Global private engineering and technology company Sener and its engineering, procurement and construction (EPC) partners, Emvelo and Cobra, are scheduled to complete the EPC of the 100 MW Ilanga solar thermal power plant, near Upington, in the Northern Cape, at the end of 2018.
The company believes that the estimated R194-billion that has already been invested as a result of the Renewable Energy Independent Power Producer Procurement Programme (REIPPPP), which is expected to increase to over R255-billion on financial close of projects in Bid Windows 4 and 4.5, is evidence that the REIPPPP has been quite successful.
Sener has already made a significant contribution to the REIPPPP through the 50 MW Bokpoort concentrated solar power plant, located near Groblershoop, in the Northern Cape, which was completed in 2016. The Bokpoort project, which was recently awarded the 2016 Best Renewable Energy Project award by the South African Energy Association set an African record for continuously supplying electricity for 24 hours a day. Owing to this, it is considered a pioneer in South Africa’s renewable-energy sector in addition to its contribution to socioeconomic development.
“The REIPPPP has, to date, been one of the most successful IPP programmes in the renewables space globally, which has triggered interest from foreign renewable- energy companies to invest in South Africa,” says Sener Southern Africa regional MD Siyabonga Mbanjwa.
Engineering News reported last month that Sener had also secured a contract for the construction of the 100 MW Kathu solar project, in the Northern Cape. Construction on this project is currently in progress and will be completed in December 2018.
Based on its success on a project like Bokpoort and the success of the REIPPPP, Sener decided to establish a more permanent base in South Africa. The company says it works closely with local municipalities to assist in identifying employment and small and medium-sized enterprise opportunities for local communities where it operates.
“We always strive to ensure that we make an impact on the communities in which we work,” says Mbanjwa.
Sener estimates that the Kathu project will create about 1 200 jobs. The company has exceeded its target to allocate a minimum of 20% of these jobs to the John Taolo Gaetsewe district municipality.
The company is also aiming to partner with educational institutions that can assist with skills development to ensure skills transfer to the local community.
Mbanjwa tells Engineering News that the company is constantly conducting research and development to make plants more efficient and to ensure that cost optimisation is achieved. As an example, it has readapted its patented technology – SENERtrough2 – to better suit local conditions.

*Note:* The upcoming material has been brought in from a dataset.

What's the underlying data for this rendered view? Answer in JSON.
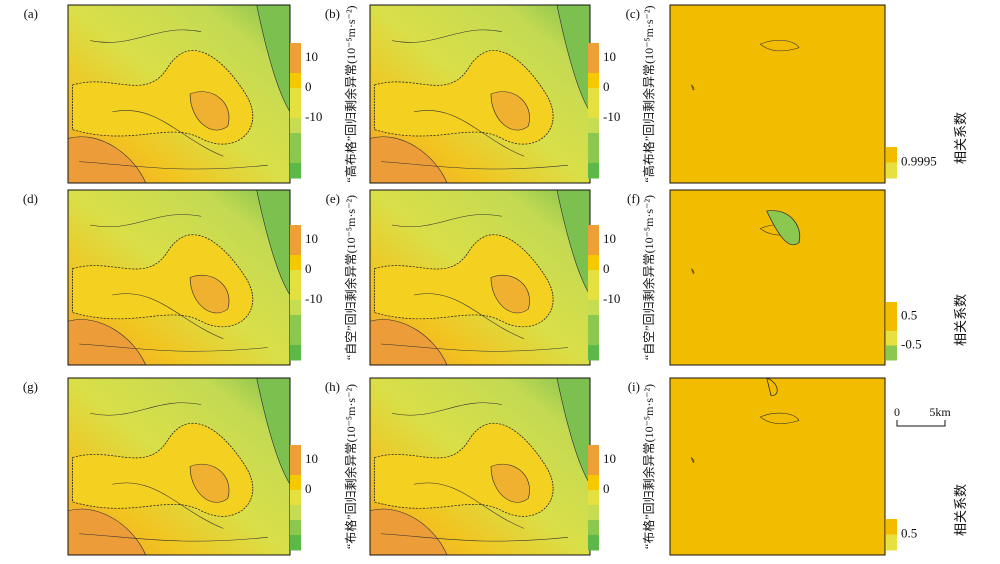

Designed and customised by Sener, SENERtrough2 is a type of solar thermal collector lined with a polished metal mirror. The energy of sunlight which enters the mirror parallel to its plane of symmetry is focused along the focal line, where objects intended to be heated are positioned.
SENERtrough2 is being used in the Kathu project. The company highlights that manufacturing the different components of the adapted troughs is a work in progress – although the metallic structure can easily be manufactured locally, there are not any manufacturers locally that can produce for the curved-mirror component to specifications yet.
“We definitely want to ensure that we contribute quite significantly in terms of South Africa’s vision for 2030, as defined the National Development Plan and the Integrated Resource Plan (IRP),” maintains Mbanjwa, adding that the IRP is currently being updated.
He points out that, in order to achieve further cost reductions and improve efficiencies in renewable-energy technology, Sener believes that the development of a central tower with molten salts as a storage system would be the next natural phase of development of renewable energy in South Africa.
One of the projects which Sener has completed using this technology is Gemasolar, in the south of Spain, which is the world’s first commercial-scale central receiver tower technology that works along with a high-temperature molten salt storage system.
The 19.9 MW plant can produce electricity without sunlight for 15 hours. The successes of this project are now being applied on Nooro III, a 150 MW central tower technology project with the same storage system in Morocco, which stores and dispatches energy after sunset. This helps clients especially during peak hours of electricity use.
Mbanjwa explains that one of Eskom’s recent concerns regarding renewable energy is that renewables are unable to supply it with electricity at peak times, such as in the late afternoons and evenings when the utility needs electricity the most.
He, however, states that the plants that Sener designs and builds (which currently exceed 29 plants globally), use a molten salt heat storage system that makes it possible to generate power continuously, reliably, flexibly and sustainably, even in the absence of solar radiation.
Therefore, the big difference when using concentrated solar power is that it should continue producing power, even in the evenings, he concludes.